Shifting Silk Scarf

silk_scarf3

Sally’s Shifting Silk Scarf certainly seems simply stunning. (Try to say that tongue twister three times fast.)  Karla Krueger’s straightforward design shows off these difficult-to-work Loom yarns to great effect.

Loom_shiftingsilkscarf

Risoni. Speck. Fusilli 80. May we never meet again. Lordy. I did not like knitting with thread. There’s no other way to describe this stuff. Let me try again. Maybe I can capture it better. I did not like knitting with lumpy thread. The only yarn worse than Fusilli 80 was Risoni. Speck, the lightest orange in the bunch was better to work with. What made this doable for me were my ChiaoGoo lacepoint sharps and my conviction that a certain knitworthy friend of mine was going to like this a lot. (And she did.)

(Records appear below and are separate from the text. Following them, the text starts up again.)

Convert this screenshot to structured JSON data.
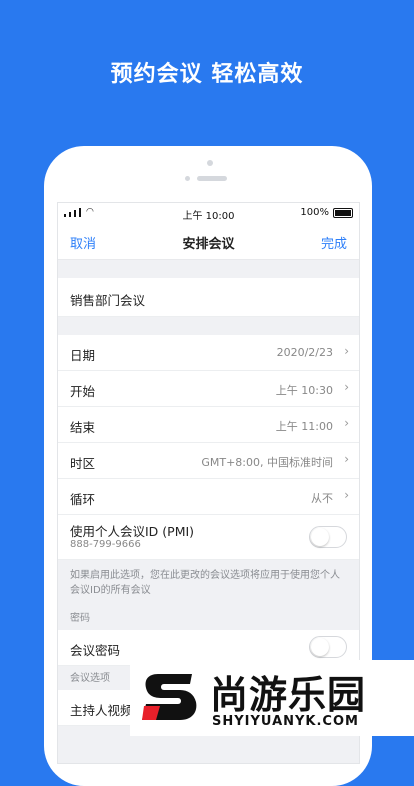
{
  "headline": "预约会议 轻松高效",
  "status_bar": {
    "time": "上午 10:00",
    "battery": "100%"
  },
  "nav": {
    "left": "取消",
    "title": "安排会议",
    "right": "完成"
  },
  "meeting_title": "销售部门会议",
  "rows": [
    {
      "label": "日期",
      "value": "2020/2/23"
    },
    {
      "label": "开始",
      "value": "上午 10:30"
    },
    {
      "label": "结束",
      "value": "上午 11:00"
    },
    {
      "label": "时区",
      "value": "GMT+8:00, 中国标准时间"
    },
    {
      "label": "循环",
      "value": "从不"
    }
  ],
  "pmi": {
    "label": "使用个人会议ID (PMI)",
    "number": "888-799-9666",
    "enabled": false
  },
  "pmi_note": "如果启用此选项，您在此更改的会议选项将应用于使用您个人会议ID的所有会议",
  "password_section": {
    "header": "密码",
    "label": "会议密码",
    "enabled": false
  },
  "options_section": {
    "header": "会议选项",
    "host_video_label": "主持人视频"
  },
  "watermark": {
    "name": "尚游乐园",
    "domain": "SHYIYUANYK.COM"
  },
  "colors": {
    "background": "#2979ef",
    "accent": "#2d7ff9",
    "watermark_red": "#e8202a"
  }
}
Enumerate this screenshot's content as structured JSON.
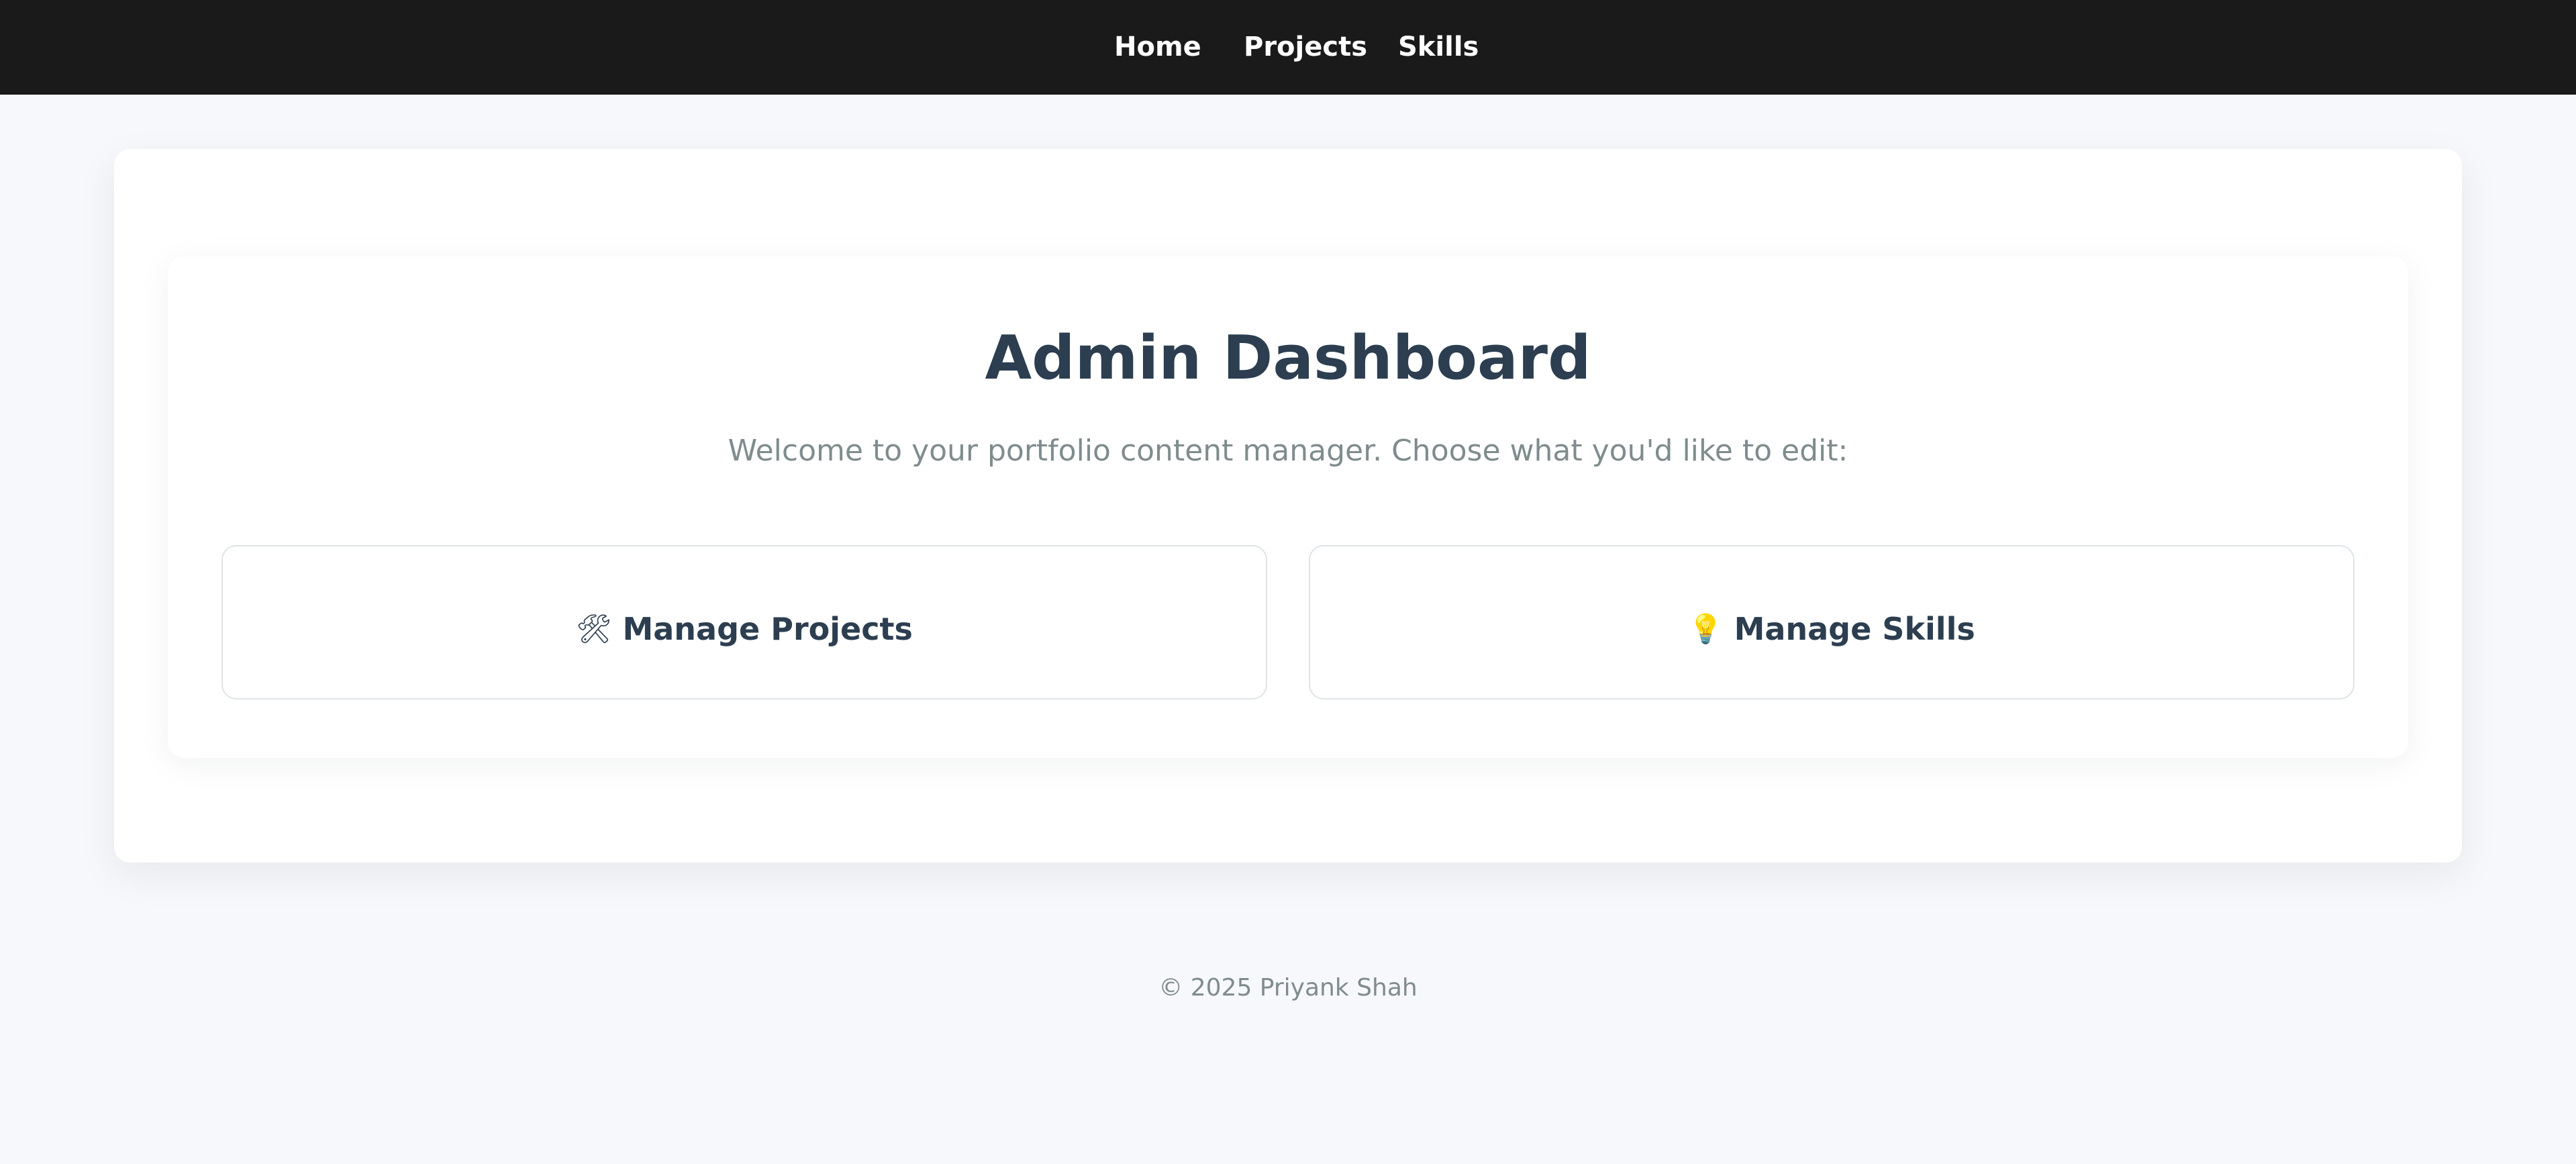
{
  "nav": {
    "items": [
      {
        "label": "Home"
      },
      {
        "label": "Projects"
      },
      {
        "label": "Skills"
      }
    ],
    "background": "#1a1a1a",
    "text_color": "#ffffff"
  },
  "dashboard": {
    "title": "Admin Dashboard",
    "subtitle": "Welcome to your portfolio content manager. Choose what you'd like to edit:",
    "actions": [
      {
        "icon": "hammer-and-wrench-icon",
        "glyph": "🛠",
        "label": "Manage Projects"
      },
      {
        "icon": "light-bulb-icon",
        "glyph": "💡",
        "label": "Manage Skills"
      }
    ]
  },
  "footer": {
    "text": "© 2025 Priyank Shah"
  },
  "colors": {
    "page_background": "#f7f8fb",
    "heading": "#2c3e50",
    "muted_text": "#7f8c8d"
  }
}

The Shifting Silk Scarf kit is the one you may have seen in shops stuffed into a clear plastic small container with a hole in the top to feed yarn through. The pattern is planted in the kit, through the hole, clipped to something that looks like what a florist stuffs into an arrangement to hold the gift card. I saved the container because that little gizmo may come in handy for wrestling with some future unruly yarn.

Here’s another view.

silk_scarf2

The scarf needed wet blocking. But, once blocked, it’s basically kept its edges uncurled. The pattern cautions to block the work dry and then wet it down because otherwise the threads may snap. Believe me I took that caution to heart. That was the nightmare scenario.

This was 490 yards of mindless knitting. Despite all my grumbling, I pronounce it a wonderful result.